I am approaching my mid-60's ... I was born in the UK, but my folks, and my brother & I, came to Africa back in the mid-1950s (I was only about 5 years old then). I grew up in Ndola, Northern Rhodesia. In the mid-1960s we left Zambia, and came to SA.
I went back to Rhodesia from SA in the early 1970's, and joined the Rhodesian Army. I then left there in 1977 to head back to SA.
My folks left in 1984, and went back to England. My older boet & I are still here in SA, but we live far apart.
I actively encouraged my two sons (both born in SA), once they were finished school & tertiary studies, to get out of South Africa. The writing was already written in bright red blood on the walls of SA's economy.
My wife, & their mother, died after a long illness in 2001) and that seemed a good time for them to go abroad. I had already made sure they had both SA, and UK, passports, and they left SA in 2004/5.
One went to England and the other to Ireland (I bought them one-way tickets :twisted

. They are both now in Dublin, Ireland, one married, one in a relationship, and between the two of them & their wives / girlfriends I now have 3 young grand-daughters.
Both sons have good jobs, earning REAL money, with international corporations, and they and their families can afford to visit me in SA every couple of years.
So with my only local family remaining i.e. my older brother here in SA, I have thought of moving back to UK, or perhaps to Ireland. But frankly, I have a good life here in SA, with my investments over my working-life providing me with an adequate income, which enables me to have a comfortable, but not extravagant, retirement lifestyle in SA.

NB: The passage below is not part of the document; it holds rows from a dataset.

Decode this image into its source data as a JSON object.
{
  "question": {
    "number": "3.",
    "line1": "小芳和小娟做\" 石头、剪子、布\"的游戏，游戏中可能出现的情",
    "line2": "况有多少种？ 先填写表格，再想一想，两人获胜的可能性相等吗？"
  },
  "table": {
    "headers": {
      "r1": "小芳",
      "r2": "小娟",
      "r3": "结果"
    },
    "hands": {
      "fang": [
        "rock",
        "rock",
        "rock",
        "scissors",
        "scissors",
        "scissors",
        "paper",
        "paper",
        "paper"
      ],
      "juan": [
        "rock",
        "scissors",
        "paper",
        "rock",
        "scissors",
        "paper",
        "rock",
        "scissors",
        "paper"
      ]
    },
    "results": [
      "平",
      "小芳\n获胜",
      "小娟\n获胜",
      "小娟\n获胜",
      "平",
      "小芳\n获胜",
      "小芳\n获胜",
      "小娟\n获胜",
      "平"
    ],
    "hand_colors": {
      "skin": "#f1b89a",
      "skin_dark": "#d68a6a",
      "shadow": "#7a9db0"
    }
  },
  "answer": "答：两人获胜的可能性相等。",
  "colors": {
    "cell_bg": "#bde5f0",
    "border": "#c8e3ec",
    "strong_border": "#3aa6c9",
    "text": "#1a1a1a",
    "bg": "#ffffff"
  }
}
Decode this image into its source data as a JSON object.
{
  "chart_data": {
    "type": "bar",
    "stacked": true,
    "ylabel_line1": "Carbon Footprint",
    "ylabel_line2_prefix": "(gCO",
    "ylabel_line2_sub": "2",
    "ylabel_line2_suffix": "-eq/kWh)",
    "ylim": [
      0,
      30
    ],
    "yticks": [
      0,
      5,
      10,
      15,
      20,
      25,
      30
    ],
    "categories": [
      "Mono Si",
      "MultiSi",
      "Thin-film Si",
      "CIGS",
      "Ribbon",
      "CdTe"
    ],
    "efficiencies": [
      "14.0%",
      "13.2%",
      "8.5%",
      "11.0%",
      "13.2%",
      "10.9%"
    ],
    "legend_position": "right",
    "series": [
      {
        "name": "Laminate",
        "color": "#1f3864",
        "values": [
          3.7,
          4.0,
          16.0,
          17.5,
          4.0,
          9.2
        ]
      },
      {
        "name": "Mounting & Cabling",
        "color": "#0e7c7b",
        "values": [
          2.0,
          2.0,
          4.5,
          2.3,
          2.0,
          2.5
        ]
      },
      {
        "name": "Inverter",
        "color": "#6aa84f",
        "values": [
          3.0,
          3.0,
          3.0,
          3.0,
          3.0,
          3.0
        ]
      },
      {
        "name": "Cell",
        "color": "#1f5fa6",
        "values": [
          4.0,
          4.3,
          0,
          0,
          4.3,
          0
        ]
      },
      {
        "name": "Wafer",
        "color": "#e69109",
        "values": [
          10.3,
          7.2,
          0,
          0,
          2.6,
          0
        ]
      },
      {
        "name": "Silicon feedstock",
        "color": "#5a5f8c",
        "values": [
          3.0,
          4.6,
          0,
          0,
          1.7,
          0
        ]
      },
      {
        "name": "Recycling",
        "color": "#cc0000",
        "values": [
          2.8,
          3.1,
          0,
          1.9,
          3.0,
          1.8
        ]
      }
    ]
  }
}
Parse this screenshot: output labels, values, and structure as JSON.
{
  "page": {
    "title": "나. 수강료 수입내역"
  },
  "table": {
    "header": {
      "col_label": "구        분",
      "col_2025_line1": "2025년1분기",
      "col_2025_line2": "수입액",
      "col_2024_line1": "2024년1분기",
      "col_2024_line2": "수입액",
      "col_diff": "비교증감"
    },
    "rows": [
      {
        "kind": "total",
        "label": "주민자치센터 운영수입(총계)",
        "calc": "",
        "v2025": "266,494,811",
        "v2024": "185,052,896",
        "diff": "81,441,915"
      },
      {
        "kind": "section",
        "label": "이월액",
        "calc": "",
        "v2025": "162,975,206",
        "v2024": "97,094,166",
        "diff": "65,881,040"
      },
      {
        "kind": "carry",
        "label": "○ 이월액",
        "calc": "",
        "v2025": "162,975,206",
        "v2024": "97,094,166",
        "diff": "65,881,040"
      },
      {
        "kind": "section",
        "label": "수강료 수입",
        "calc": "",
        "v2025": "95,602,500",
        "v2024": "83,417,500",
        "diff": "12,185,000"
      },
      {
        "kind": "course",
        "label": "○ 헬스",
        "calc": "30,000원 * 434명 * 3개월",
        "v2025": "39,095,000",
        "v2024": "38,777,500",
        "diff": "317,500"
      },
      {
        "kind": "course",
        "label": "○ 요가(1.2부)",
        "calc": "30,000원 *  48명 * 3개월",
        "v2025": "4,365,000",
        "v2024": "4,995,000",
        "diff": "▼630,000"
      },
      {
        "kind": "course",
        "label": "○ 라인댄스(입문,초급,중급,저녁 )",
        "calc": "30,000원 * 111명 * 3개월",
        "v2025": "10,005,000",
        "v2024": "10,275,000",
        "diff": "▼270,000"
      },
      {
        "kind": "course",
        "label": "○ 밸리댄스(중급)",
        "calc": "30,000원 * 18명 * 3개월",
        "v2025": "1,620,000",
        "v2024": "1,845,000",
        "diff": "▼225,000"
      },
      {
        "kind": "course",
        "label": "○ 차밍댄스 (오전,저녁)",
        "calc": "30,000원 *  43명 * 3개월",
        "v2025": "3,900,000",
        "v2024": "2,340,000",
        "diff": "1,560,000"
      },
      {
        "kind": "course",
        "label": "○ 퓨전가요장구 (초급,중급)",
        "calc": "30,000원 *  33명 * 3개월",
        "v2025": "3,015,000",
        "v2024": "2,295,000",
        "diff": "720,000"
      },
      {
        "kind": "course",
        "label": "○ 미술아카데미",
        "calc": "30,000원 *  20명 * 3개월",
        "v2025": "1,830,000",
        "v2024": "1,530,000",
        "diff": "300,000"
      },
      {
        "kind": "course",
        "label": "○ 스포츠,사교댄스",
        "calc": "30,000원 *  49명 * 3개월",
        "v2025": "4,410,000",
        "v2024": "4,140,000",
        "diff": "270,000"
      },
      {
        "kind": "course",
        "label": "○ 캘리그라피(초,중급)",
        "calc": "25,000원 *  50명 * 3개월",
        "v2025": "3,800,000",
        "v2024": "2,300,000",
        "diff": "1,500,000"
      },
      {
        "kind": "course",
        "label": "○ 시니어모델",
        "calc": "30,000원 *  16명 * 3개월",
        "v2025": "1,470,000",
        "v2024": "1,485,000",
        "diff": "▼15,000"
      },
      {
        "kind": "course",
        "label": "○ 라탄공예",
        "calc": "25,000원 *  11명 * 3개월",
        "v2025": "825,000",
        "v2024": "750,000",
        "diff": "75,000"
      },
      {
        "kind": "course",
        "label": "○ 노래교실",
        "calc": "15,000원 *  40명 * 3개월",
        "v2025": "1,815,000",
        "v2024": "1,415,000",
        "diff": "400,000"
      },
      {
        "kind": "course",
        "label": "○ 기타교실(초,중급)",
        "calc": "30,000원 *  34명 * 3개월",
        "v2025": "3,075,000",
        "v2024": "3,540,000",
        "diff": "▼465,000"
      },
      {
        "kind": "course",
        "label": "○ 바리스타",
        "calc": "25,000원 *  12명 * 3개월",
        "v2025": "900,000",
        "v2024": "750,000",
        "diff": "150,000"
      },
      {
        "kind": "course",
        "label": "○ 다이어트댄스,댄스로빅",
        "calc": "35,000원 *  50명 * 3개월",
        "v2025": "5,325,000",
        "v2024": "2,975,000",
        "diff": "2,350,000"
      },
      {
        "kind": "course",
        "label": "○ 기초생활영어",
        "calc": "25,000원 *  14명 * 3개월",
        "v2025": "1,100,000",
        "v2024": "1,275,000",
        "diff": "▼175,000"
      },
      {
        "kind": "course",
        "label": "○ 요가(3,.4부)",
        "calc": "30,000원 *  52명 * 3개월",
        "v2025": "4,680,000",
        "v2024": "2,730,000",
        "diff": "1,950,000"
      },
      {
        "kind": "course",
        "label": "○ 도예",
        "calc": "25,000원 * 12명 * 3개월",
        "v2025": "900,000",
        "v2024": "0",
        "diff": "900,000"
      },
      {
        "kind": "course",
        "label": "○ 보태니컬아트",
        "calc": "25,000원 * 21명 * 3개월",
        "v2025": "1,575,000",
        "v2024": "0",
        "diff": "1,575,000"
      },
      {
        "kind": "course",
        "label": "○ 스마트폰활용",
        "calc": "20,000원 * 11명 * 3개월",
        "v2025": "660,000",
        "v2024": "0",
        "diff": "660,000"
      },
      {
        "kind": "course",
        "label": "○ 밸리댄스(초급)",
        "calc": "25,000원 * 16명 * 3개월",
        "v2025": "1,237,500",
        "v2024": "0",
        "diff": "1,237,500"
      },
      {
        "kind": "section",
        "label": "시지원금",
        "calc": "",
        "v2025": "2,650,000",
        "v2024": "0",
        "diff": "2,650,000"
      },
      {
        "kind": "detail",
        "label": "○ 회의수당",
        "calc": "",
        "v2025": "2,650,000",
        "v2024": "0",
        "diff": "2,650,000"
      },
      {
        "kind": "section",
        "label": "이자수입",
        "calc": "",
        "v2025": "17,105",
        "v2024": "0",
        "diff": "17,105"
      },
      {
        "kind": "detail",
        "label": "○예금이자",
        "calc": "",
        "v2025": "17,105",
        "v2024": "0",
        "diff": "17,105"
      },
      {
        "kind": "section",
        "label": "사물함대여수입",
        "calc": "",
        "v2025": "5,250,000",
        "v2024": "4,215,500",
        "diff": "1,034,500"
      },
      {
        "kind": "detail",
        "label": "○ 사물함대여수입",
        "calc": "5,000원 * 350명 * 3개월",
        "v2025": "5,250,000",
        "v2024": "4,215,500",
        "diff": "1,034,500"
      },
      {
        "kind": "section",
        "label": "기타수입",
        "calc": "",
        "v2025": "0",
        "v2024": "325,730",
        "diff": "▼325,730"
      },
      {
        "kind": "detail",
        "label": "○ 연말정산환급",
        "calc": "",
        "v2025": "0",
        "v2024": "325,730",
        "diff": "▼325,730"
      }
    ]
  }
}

If I moved overseas, and converted my entire net worth from ZARs to Euro or GBP, I would not be able to enjoy anywhere near the quality of the lifestyle I currently have in SA ... And finally the thought of that miserable UK / Ireland weather also frightens the kuk out of me.
But if I was 20 to 30 years younger than I am now, I would have left this beautiful, but politically sad, farked-up land, without a backward glance.